В четвертой части помещался зоопарк Пауэрса. На скамьях в раковинах были расставлены виварии, на вентиляционных крышках были наклеены графики и записи, разных очертаний и цветов. На полу виднелись электрические провода и резиновые трубы. Пока они шли вдоль контейнеров, за матовыми стеклами двигались тени живущих внутри существ. В глубине ниши, рядом со столом Пауэрса, они услышали шедший из клетки шум.

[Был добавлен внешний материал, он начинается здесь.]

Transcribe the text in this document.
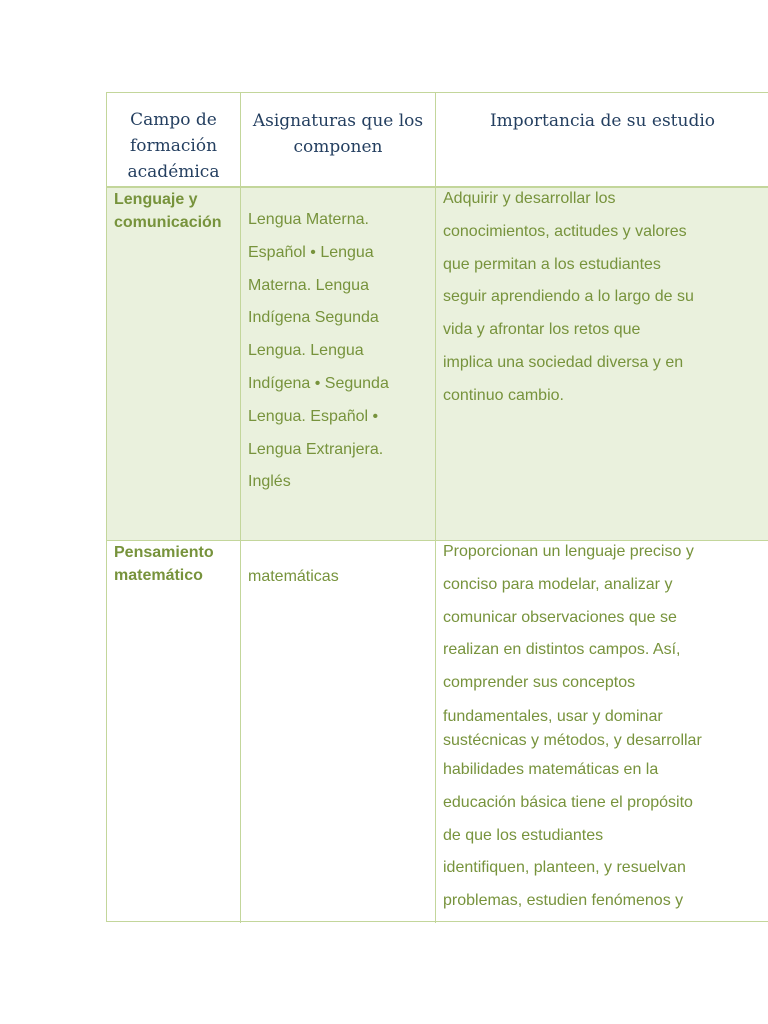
Campo de
formación
académica
Asignaturas que los
componen
Importancia de su estudio
Lenguaje y
comunicación	Lengua Materna.
Español • Lengua
Materna. Lengua
Indígena Segunda
Lengua. Lengua
Indígena • Segunda
Lengua. Español •
Lengua Extranjera.
Inglés
Adquirir y desarrollar los
conocimientos, actitudes y valores
que permitan a los estudiantes
seguir aprendiendo a lo largo de su
vida y afrontar los retos que
implica una sociedad diversa y en
continuo cambio.
Pensamiento
matemático	matemáticas
Proporcionan un lenguaje preciso y
conciso para modelar, analizar y
comunicar observaciones que se
realizan en distintos campos. Así,
comprender sus conceptos
fundamentales, usar y dominar
sustécnicas y métodos, y desarrollar
habilidades matemáticas en la
educación básica tiene el propósito
de que los estudiantes
identifiquen, planteen, y resuelvan
problemas, estudien fenómenos y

Поставив ящичек, Пауэрс взял со стола кулек орешков и подошел к клетке.
Маленький, черноволосый шимпанзе в пилотском шлеме приветствовал их, повиснув на решетке, веселым верещанием, после чего, оглядываясь через плечо, отскочил к пульту, установленному на задней стенке клетки. Он начал поспешно нажимать клавиши и клетка наполнилась мозаикой цветных огней.
— Ловкач, — сказал Пауэрс, похлопывая шимпанзе по спине. Потом он высыпал в лапу тому горсть орешков. — Чересчур умен для этого, а? — добавил он, когда шимпанзе ловким движением фокусника, демонстрирующего свое искусство, бросил орешки себе в рот, все время вереща.
Смеясь, Кола взяла несколько орешков и дала их обезьяне.
— Он великолепен. Ведет себя так, словно разговаривает с вами.
Пауэрс кивнул головой.
— Да, он действительно со мной разговаривает. Он располагает двумястами словами, но не может справиться с разделением слогов.
Из холодильника, стоявшего около стола, он вынул полбуханки нарезанного хлеба и вручил ее шимпанзе, который тот час же, словно только того и дожидался, схватил с пола тостер и поставил его на столе посредине клетки.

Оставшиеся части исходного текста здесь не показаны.